The owner of LloydsPharmacy, one of Britain’s biggest chains of chemists, is to decide within days on its future ownership after receiving takeover bids for the business.
Sky News understands that McKesson Corporation, which is listed in New York, is mulling the status of three offers which have been tabled for its British operations.
City sources said a decision about a preferred bidder could be made as early as next week.
Aurelius Group, Epiris and HIG Europe lodged offers several days ago for LloydsPharmacy, which employs well over 15,000 people, and other McKesson companies in the UK.
These include All About Health, the UK’s biggest drug distributor.
Aurelius, Epiris and HIG each have track records at buying underperforming assets and attempting to revive them.
Bankers at Barclays are advising McKesson on the sale process.

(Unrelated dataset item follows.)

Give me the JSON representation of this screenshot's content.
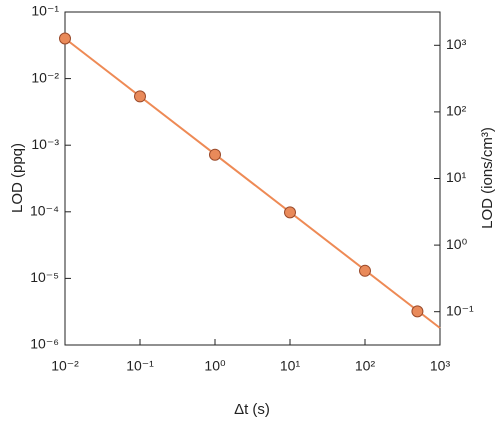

By some measures, McKesson is the biggest competitor in the UK to Boots the Chemist and its parent company, Walgreens Boots Alliance.
LloydsPharmacy operates a network of more than 1400 sites across the UK, employing more than 17,000 people.
Hundreds of its outlets are based in GP surgeries.
The LloydsPharmacy estate was assembled over decades through the absorption of prominent industry names such as Savory & Moore, Cross & Herbert, Kingswood GK and Hills Pharmacy.
In 2016, the company bought Sainsbury’s network of nearly 300 in-store chemists.
LloydsPharmacy became part of McKesson in 2014, when the American group bought Celesio in a £5bn deal.
McKesson also owns John Bell & Croyden, a royal warrant-holding pharmacy in London’s Mayfair which has been enlisted as part of the government’s COVID-19 vaccination programme.
John Bell & Croyden opened in 1798 and claims to have been Her Majesty The Queen’s pharmacist since 1958.
In accounts filed at Companies House for the year to 31 March 2019 loss-making LloydsPharmacy described it as “another exceptionally challenging year”.
A spokesman for McKesson has been contacted for comment.